The Securities and Exchange Commission settled securities fraud charges against real estate investment trust management company W.P. Carey & Co. and two of Carey’s finance executives after alleging that they paid undisclosed compensation to a brokerage firm that sold the REITs to investors.
The regulator said that W.P. Carey, did not disclose the payments to the broker-dealer, as required in the REITs’ offering documents, and misrepresented the payments in the REITs’ periodic filings.
Carey and the two individuals charged — John J. Park, the company’s former CFO and until Monday a managing director of strategic planning, and currently an employee in charge of strategic planning; and former chief accounting officer Claude Fernandez, currently a managing director — consented to the charges without admitting to or denying the allegations.
Under the settlement, W.P. Carey agreed to pay about $30 million — $20 million in disgorgement and interest, and about $10 million in penalties. Park agreed to a five-year bar from serving as an officer or director of a public company, and a $240,000 penalty. Fernandez agreed to a two-year suspension from appearing before the Commission as an accountant and a $75,000 penalty.
Also named in the complaint was Carey Financial LLC, a broker-dealer subsidiary of W.P. Carey.
The SEC’s complaint alleges that between 2000 and 2003, W.P. Carey paid nearly $10 million in undisclosed compensation to a broker-dealer that sold shares of its REITs to the public.
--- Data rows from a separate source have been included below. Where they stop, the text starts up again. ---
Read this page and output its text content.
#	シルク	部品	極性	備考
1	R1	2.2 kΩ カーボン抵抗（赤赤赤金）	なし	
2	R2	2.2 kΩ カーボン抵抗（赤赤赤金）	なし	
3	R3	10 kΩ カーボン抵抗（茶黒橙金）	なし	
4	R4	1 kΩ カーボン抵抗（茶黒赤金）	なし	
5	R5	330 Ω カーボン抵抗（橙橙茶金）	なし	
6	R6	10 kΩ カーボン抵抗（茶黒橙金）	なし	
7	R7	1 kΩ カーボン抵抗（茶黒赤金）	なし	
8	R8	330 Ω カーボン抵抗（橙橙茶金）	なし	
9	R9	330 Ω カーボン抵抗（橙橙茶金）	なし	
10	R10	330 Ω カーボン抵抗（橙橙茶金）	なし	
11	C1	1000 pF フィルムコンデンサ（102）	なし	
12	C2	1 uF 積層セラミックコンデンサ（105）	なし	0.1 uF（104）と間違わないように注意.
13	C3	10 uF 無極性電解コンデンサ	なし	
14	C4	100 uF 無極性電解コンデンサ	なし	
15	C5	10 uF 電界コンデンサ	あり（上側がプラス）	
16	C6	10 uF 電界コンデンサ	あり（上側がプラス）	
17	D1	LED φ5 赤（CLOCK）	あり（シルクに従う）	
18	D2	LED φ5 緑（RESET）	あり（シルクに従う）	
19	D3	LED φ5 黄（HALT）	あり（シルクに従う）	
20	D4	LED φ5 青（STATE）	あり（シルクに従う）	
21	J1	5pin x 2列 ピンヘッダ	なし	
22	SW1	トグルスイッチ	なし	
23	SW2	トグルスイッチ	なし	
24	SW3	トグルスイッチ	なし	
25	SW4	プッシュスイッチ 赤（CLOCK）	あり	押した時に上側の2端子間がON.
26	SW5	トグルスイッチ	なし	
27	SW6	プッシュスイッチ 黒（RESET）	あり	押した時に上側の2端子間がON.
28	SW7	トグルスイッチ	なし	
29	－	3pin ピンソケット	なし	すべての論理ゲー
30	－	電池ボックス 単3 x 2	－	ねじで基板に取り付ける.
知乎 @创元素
The arrangement benefited not only the broker-dealer, but also W.P. Carey, because the broker-dealer’s sales of the shares increased the management and other fees that W.P. Carey received, the SEC stated.
Although W.P. Carey received the benefits of this arrangement, the SEC charged, the company paid the broker-dealer by using nearly $10 million in cash of the affiliated REITs. The commission also noted that W.P. Carey did not disclose the payments to investors.
In addition, W.P. Carey, through Park and Fernandez, also requested “sham invoices from the broker-dealer as a means to conceal the payments and circumvent applicable regulatory limitations” on compensation to broker-dealers, according to the complaint. By circumventing this limitation, W.P. Carey indirectly collected an excess of $6.4 million in fees and reimbursements from the REITs above what was legally permissible, it added.
The SEC, which also alleged other disclosure failures by W.P. Carey, said that in the registration statement and proxy materials for the merger of two of its affiliated REITs, the company specifically failed to disclose a $100,000 payment that Park authorized to the broker-dealer for proxy solicitation services.
The SEC also charged W.P. Carey and Carey Financial with selling more than $235 million of one of the affiliated REIT’s shares without a registration statement.